Biomechanical mapping aids progression of heart damage therapies

A high-resolution optical technique which can map the detailed biomechanical properties of heart tissue could be used to aid the discovery of therapies to heal heart damage.

By Charlotte Edwards

A high-resolution optical technique which can map the detailed biomechanical properties of heart tissue could be used to aid the discovery of therapies to heal heart damage.

Researchers from the University of Houston, the Baylor College of Medicine and the Texas Heart Institute developed this new method whilst experimenting with mice. They plan to use this discovery to assess whether current therapies aimed at healing heart tissue are effective. If successfully applied to humans, the technology will fill a current gap in the cardiac medical field.

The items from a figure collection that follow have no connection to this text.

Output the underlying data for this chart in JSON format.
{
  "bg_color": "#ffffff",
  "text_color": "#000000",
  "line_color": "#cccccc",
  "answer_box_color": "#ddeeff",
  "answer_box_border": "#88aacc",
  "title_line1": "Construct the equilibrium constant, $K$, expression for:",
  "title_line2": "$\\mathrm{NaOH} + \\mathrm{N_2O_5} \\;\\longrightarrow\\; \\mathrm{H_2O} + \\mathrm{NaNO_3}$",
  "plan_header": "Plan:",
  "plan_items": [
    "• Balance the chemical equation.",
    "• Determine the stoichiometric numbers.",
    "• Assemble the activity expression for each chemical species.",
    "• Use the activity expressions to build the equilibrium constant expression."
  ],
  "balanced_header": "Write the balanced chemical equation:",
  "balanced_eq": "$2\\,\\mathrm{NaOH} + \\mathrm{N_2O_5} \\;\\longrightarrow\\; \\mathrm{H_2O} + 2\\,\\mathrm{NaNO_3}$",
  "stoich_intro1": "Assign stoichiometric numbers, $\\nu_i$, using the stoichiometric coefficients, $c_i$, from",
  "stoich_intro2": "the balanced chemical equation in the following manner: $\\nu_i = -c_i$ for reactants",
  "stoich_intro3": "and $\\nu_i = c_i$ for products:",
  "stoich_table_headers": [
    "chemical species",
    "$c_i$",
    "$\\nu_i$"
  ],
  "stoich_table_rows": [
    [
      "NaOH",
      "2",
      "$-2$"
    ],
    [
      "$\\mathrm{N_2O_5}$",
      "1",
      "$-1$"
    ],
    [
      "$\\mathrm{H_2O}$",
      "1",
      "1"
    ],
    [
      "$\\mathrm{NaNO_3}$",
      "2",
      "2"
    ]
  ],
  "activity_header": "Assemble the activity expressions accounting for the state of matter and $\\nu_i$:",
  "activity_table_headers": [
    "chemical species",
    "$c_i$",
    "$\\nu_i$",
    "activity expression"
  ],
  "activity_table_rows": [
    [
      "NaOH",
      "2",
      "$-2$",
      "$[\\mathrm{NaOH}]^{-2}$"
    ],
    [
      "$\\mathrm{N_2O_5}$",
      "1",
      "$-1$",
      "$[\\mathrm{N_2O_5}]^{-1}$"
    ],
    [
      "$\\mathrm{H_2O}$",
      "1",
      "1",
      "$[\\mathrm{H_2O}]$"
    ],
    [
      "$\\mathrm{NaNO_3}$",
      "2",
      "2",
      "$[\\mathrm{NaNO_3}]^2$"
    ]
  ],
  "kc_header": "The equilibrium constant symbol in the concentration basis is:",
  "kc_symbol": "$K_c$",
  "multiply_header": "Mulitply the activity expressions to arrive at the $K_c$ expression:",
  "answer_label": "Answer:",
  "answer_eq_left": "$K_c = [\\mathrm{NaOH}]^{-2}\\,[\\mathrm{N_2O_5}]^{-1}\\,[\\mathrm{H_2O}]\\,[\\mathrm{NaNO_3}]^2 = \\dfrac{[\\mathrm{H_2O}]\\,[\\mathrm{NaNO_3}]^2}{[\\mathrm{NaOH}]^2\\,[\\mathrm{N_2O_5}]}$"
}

Dr Kirill Larin, who co-led the study with Professor James F. Martin, said: “About one million people suffer heart attacks every year and there is currently no cure for the resulting cardiac tissue scarring. We are working to develop ways to regenerate heart tissue and our research works to measure the mechanical properties to determine if the heart is healing in response to therapies.”

The new technique, known as optical coherence elastography (OCE), was developed in Larin’s laboratory and provides a micro-scale assessment of tissue mechanics in the form of high-resolution 3D maps. The analytics models are constructed when mechanical waves are inducted in the tissue and then the speed or spatial characteristics of the waves are measured to provide the information to form the image.

The researchers applied this technique to a mouse model. They induced heart attacks in mice and then used experimental therapies to try and heal the damage. As tissue from new-born mammalian hearts has been shown to regenerate, the research team have been experimenting with different methods in an attempt to manipulate molecular pathways so that a stimulated adult heart could also repair itself.

OCE was used before and after the induced heart attacks to detect whether the boundary between healthy tissue and scarred tissue had moved after therapy. The results showed that damaged tissue had decreased anisotropy compared with healthy issue, indicating that muscle fibres in a damaged area are more disorganised.

“This is the first application of OCE for high-resolution mapping of muscle mechanical properties of the heart,” Larin added. “We were able to see differences in the mechanical properties of normal heart tissue and areas with myocardial infarction. In the future, we want to use the technique to examine regenerated heart tissue to help us find a therapy that can benefit the millions of people worldwide who have experienced a heart attack.”